Chamber Sparks DOL Restraint on Union Pension Fund Abuse
Over the past 10 years or so, organized labor has become a sophisticated player in financial markets by using (some would say abusing) the power of the hundreds of billions of dollars held in union pension funds.
Unions have used the shares of company stock held in these funds to offer shareholder resolutions at corporate annual meetings — badgering employers with proposals on labor policies, global warming, political contributions, and other matters having little, if any, connection to the financial performance of the company, but advance the goals of union bosses.
In other cases, unions have used their pension funds like a sledgehammer, attempting to force employers to negotiate union contracts, agree to specific contract demands, or sign "Card Check" and neutrality agreements that effectively hand over their workforce to union organizers. In a glaring example, the AFL-CIO and other unions wrote to a communications company and threatened to "reevaluate" their pension holdings in the company if it did not negotiate a new contract with its workers.

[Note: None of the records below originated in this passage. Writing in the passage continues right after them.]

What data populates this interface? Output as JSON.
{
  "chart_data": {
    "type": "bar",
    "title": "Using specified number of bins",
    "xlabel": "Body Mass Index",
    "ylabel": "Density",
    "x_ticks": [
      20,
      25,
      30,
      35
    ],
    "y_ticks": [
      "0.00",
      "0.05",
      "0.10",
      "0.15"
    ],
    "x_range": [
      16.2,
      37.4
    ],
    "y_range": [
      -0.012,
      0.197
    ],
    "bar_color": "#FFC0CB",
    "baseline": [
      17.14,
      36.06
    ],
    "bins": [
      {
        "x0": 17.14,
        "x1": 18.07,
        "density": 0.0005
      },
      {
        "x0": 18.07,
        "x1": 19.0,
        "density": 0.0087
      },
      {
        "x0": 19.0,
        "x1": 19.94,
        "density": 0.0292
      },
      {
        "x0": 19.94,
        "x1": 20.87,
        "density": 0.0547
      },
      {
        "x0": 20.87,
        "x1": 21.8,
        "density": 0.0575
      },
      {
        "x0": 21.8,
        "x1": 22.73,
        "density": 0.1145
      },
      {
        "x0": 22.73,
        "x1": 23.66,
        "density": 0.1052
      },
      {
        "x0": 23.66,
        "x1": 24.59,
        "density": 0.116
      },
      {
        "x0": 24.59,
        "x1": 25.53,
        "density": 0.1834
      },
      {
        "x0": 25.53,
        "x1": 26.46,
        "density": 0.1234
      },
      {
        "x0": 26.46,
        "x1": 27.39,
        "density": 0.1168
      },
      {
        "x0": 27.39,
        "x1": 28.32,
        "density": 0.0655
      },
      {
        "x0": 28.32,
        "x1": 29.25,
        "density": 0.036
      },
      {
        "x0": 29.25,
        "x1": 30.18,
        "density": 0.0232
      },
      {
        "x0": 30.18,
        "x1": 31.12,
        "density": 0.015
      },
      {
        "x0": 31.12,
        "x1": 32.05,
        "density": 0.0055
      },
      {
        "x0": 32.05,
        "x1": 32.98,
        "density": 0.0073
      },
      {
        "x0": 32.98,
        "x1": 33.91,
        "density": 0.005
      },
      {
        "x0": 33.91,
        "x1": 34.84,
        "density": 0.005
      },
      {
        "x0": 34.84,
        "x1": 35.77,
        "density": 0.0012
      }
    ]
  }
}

We have long suspected that this type of activity borders on being illegal. And a recent opinion letter issued by the U.S. Department of Labor (DOL) suggests we are right.
Union pension funds are supposed to be used for the sole purpose of providing a secure retirement. This requirement is enshrined in ERISA, the federal retirement law, which is overseen by DOL.
In the June 24 letter to the U.S. Chamber of Commerce, DOL reiterated its view that under the law, pension assets are to be used "solely for the exclusive purpose of providing benefits to participants and beneficiaries" and that pension managers are prohibited from "subordinating the interests of participants and beneficiaries ... to unrelated objectives."
The letter goes on to state that "the use, or threat of use, of pension plan assets or plan management to achieve a particular collective bargaining objective is activity that subordinates the interest of participants and beneficiaries in their retirement income to unrelated objectives."
Slamming the door shut on a theory by some union advocates that pension plan assets can be used to promote unionizing, DOL states that these assets cannot be used to "promote or oppose union organizing goals[.]"
Finally, in particularly strong language, DOL concludes that using plan assets "to urge union representation of employees in the collective bargaining process or to promote a particular collective bargaining demand may constitute a prohibited transfer of plan assets…and potentially an act of self-dealing[.]" In other words, it would be illegal.
This is the second opinion letter the U.S. Chamber has received reining in union abuses of pension assets (see the first letter here: http://www.dol.gov/ebsa/regs/aos/ao2007-07a.html). With DOL having made its view of the law more than clear, union bosses ought to get back to managing their pensions for the benefit of workers, not for their own self-interest.